Место, где предстояло жить Анастасии, было, сказать прямо, образцовым. В том плане, что тут уж её никто не найдёт, сюда ещё дай бог добраться. Верстах в десяти от посёлка Малого у перелеска, отделённого от основного леса полем с оврагом, стояла одинокая изба деда Фёдора. Дед говорил, что прежде здесь была деревня Кричи.
- Необычное какое название… Почему Кричи?
- А потому что кричи - не кричи - никто не услышит. На самом деле, конечно, называлась она наверняка Ключи или Кряжи, а потом вот исказили… Давно уж деревни-то нет, только на местах, где хаты были, крапива всё растёт ровными прямоугольниками. Она, крапива, пожарища любит, вот где хаты погорелые стояли - там и растёт. Деревня была старообрядцев, как говорят, может, потому и сожжена. А может, сама сгорела, а жители, кто жив остался, ушли куда… Вот одна только эта изба осталась, потому что особняком стояла.
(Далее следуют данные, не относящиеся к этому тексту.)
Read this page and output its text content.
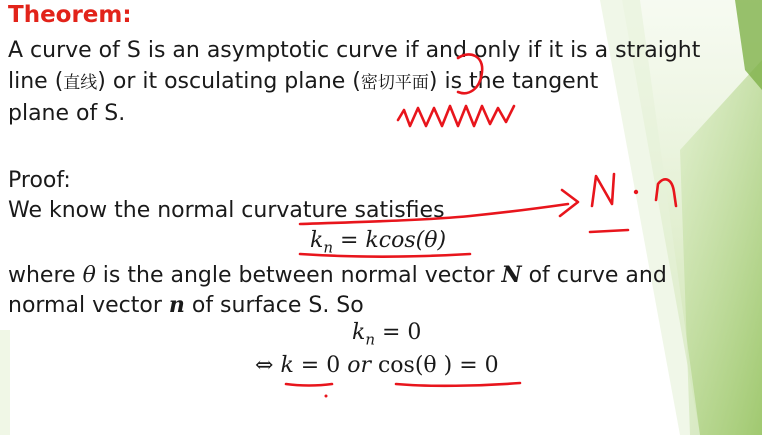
Theorem:
A curve of S is an asymptotic curve if and only if it is a straight
line (直线) or it osculating plane (密切平面) is the tangent
plane of S.
Proof:
We know the normal curvature satisfies
$k_n = kcos(\theta)$
where θ is the angle between normal vector N of curve and
normal vector n of surface S. So
$k_n = 0$
⇔ k = 0 or cos(θ ) = 0
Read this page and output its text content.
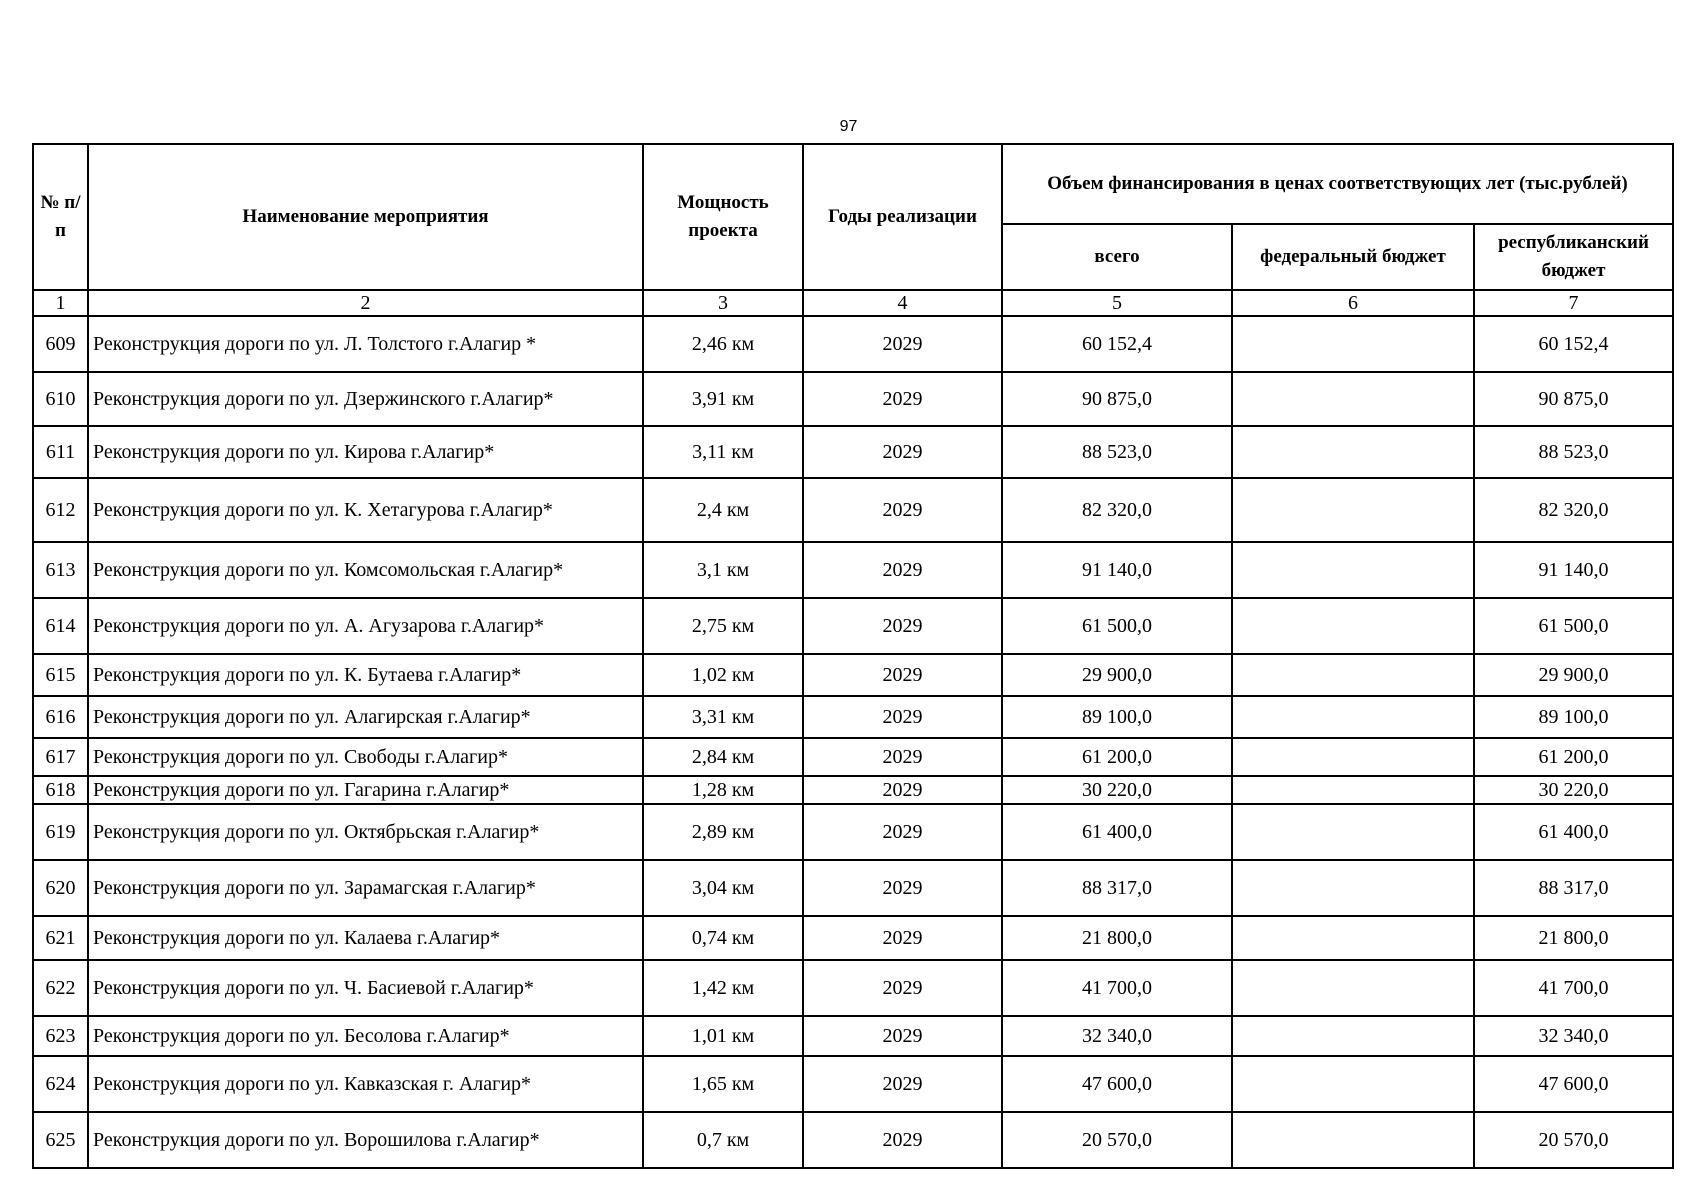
97
№ п/п	Наименование мероприятия	Мощность проекта	Годы реализации	Объем финансирования в ценах соответствующих лет (тыс.рублей)		
				всего	федеральный бюджет	республиканский бюджет
1	2	3	4	5	6	7
609	Реконструкция дороги по ул. Л. Толстого г.Алагир *	2,46 км	2029	60 152,4		60 152,4
610	Реконструкция дороги по ул. Дзержинского г.Алагир*	3,91 км	2029	90 875,0		90 875,0
611	Реконструкция дороги по ул. Кирова г.Алагир*	3,11 км	2029	88 523,0		88 523,0
612	Реконструкция дороги по ул. К. Хетагурова г.Алагир*	2,4 км	2029	82 320,0		82 320,0
613	Реконструкция дороги по ул. Комсомольская г.Алагир*	3,1 км	2029	91 140,0		91 140,0
614	Реконструкция дороги по ул. А. Агузарова г.Алагир*	2,75 км	2029	61 500,0		61 500,0
615	Реконструкция дороги по ул. К. Бутаева г.Алагир*	1,02 км	2029	29 900,0		29 900,0
616	Реконструкция дороги по ул. Алагирская г.Алагир*	3,31 км	2029	89 100,0		89 100,0
617	Реконструкция дороги по ул. Свободы г.Алагир*	2,84 км	2029	61 200,0		61 200,0
618	Реконструкция дороги по ул. Гагарина г.Алагир*	1,28 км	2029	30 220,0		30 220,0
619	Реконструкция дороги по ул. Октябрьская г.Алагир*	2,89 км	2029	61 400,0		61 400,0
620	Реконструкция дороги по ул. Зарамагская г.Алагир*	3,04 км	2029	88 317,0		88 317,0
621	Реконструкция дороги по ул. Калаева г.Алагир*	0,74 км	2029	21 800,0		21 800,0
622	Реконструкция дороги по ул. Ч. Басиевой г.Алагир*	1,42 км	2029	41 700,0		41 700,0
623	Реконструкция дороги по ул. Бесолова г.Алагир*	1,01 км	2029	32 340,0		32 340,0
624	Реконструкция дороги по ул. Кавказская г. Алагир*	1,65 км	2029	47 600,0		47 600,0
625	Реконструкция дороги по ул. Ворошилова г.Алагир*	0,7 км	2029	20 570,0		20 570,0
Изба, конечно, была необыкновенная, из какого-то прямо сказочного морёного дуба её ставили, что ли? Ведь и посёлок Малой, получается, младше намного, никто там не мог упомнить, чтоб когда-либо здесь жили люди, никто не помнил, чтоб стояла здесь хоть одна изба, кроме этой. Получается, лет сто, не меньше, стояла она заброшенной, а не развалилась, немного только стала течь крыша да покосился дровяной сарай, но дед это, как мог, подправил. Дед Фёдор был персоной любопытной, откуда он изначально родом - не знал никто, а сам сказывал всё в основном шутками и прибаутками. Сколько лет ему - и то не говорил точно, полагали, что не менее, чем семьдесят. Старовером он себя не называл, хотя крестился двоеперстием, православных храмов не посещал - да и где б в ближайшей округе он их нашёл, в Малом церквушку только лет десять тому назад поставили, вот некоторые предполагали, что дед Фёдор здесь потому поселился, что это его родная когда-то была деревня, другие, впрочем, возражали, что уж не может дед быть настолько-то древним. И в то, что ему семьдесят, верилось с трудом, однако ж по его рассказам, многое он помнил из событий и сорока, и пятидесяти, и шестидесятилетней давности, и стало быть, бывал он и в крупных городах, даже кажется, в каком-то году, молодой, бывал в Санкт-Петербурге и Москве, и в какой-то войне участвовал, вероятно, в Крымской, возможно, там он и повредил себе колено, из-за чего теперь прихрамывал, но была и версия, что попросту неудачно упал с лошади. Семья у Фёдора, верно, когда-то была, рассказывал он про свою покойную бабку Анисью, помершую «ещё до немцев» и про сына, который не то на немецкой, не то на японской войне погиб. Вот этого сына, значит, Анастасия и считалась теперь дочерью. Имя ей предполагалось по бабке, Анисьей, но Роза оговорилась раз, другой, потом дед запомнил и привык - и осталась Анастасия Анастасией, по-простому Настькой. Ну что ж, имя не так чтоб редкое и простым людям не свойственное, всё ж какая-то радость - хоть имя своё собственное сохранить. И может быть, ещё и поэтому казалось всё таким естественным и правильным, словно она и должна была однажды попасть сюда, словно эти места её ждали, словно дед каким-то образом был ей действительно дедом, ведь и звали его Фёдор…
Фамилия у деда была Малиновский - то ли по названию какой-нибудь деревни Малиново или Малиновки, то ли по фамилии господ Малиновых, хотя сам он никогда не говорил, чтоб был крепостным, разве только предки его были. При том как-то он говорил, что сродный брат его фамилию имел Выселков, так что всё тут было, опять же, очень темно и неоднозначно. В общем, поскольку был дед и так предметом домыслов и удивлений, появление у него внучки никого особо и не шокировало. При чём сразу нашлись те, кто утверждал, что жила внучка у деда всегда, вот такой ещё они её помнят, и были те, кто говорил, что покойный дедов сын перед отправкой на фронт привёз сюда жену и дочь, жена-то померла, вот там-то её могила и крест берёзовый ещё виден, а дочка вот осталась, так и прожила всю жизнь с дедом. Может быть, это Роза грамотно так народную фантазию направляла, Анастасии оставалось только диву даваться.